Another note: I used mozzarella on one of the pizzas, in addition to the blue cheese, and it really didn’t add anything to the flavor. If anything, it concealed the flavors I loved the most about the pizza. Don’t use mozz unless you want to hide the flavors.
Get ready, folks. Next week, I’ll be down south eating barbecue and banana pudding. This blog and its posts are going country for a few weeks! 🙂
- For the dough:
- 1¼ cups warm water (about 105 degrees Fahrenheit)
- 1½ Tbsp. dry yeast
- 1 tablespoon honey
- 3 tablespoons olive oil
- 3½ cups all-purpose flour, plus more as needed
- 2 teaspoons kosher salt
- For the topping:
- 4 medium beets, roasted and thinly sliced
- 1 cup dandelion and beet green pesto
- 1 lb. prosciutto, sliced into thin strips
- 8 oz. good blue cheese, crumbled
- Olive Oil for drizzling
- For the dough, combine the water, yeast, honey, and olive oil in the bowl of an electric mixer fitted with a dough hook. Add 3 cups flour, then the salt, and mix. While mixing, add ½ cup of flour, or enough to make a soft dough. Knead the dough on low speed for about 10 minutes until smooth, adding a little bit more flour, if necessary, to keep it from sticking to the bowl.
- When the dough looks as though it's smooth and elastic to the touch, take out of the bowl and place the dough in an oiled bowl. Turn it several times to cover it lightly with oil so it doesn't get crusty. Cover the bowl with a kitchen towel and allow it to rest for about 45 minutes at room temperature.
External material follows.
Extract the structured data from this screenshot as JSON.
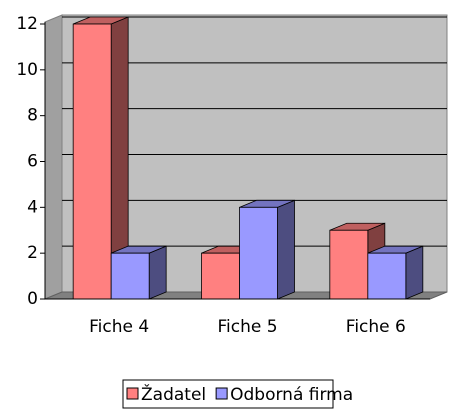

- Divide the dough into six equal dough balls. Roll each one until it is smooth. Place the balls on a baking sheet and cover them with a damp towel. Allow the dough to rest for 10 minutes.
- Roll and stretch each ball into a rough 8-inch circle and place them all on a plate. Cover with the same damp towel while the grill is heating.
- Heat the grill to medium-low. When heated, place pizza dough, two at a time, on the grate, and cook for five minutes. Flip and begin dressing the pizza with pesto first, beet slices second, prosciutto, and blue cheese lastly. Drizzle with good olive oil and close the grill. Cook for 5 minutes more or until the topping have warmed.
- Cut into slices and enjoy warm or cold.
- **Note: To roast beets, trim off tops, cut a few holes in each, drizzle with olive oil, and wrap in oil. Place in a 400 degree oven and cook for about 45 minutes. Don't worry about peeling them. Once they've cooked and cooled, the skin comes off easily.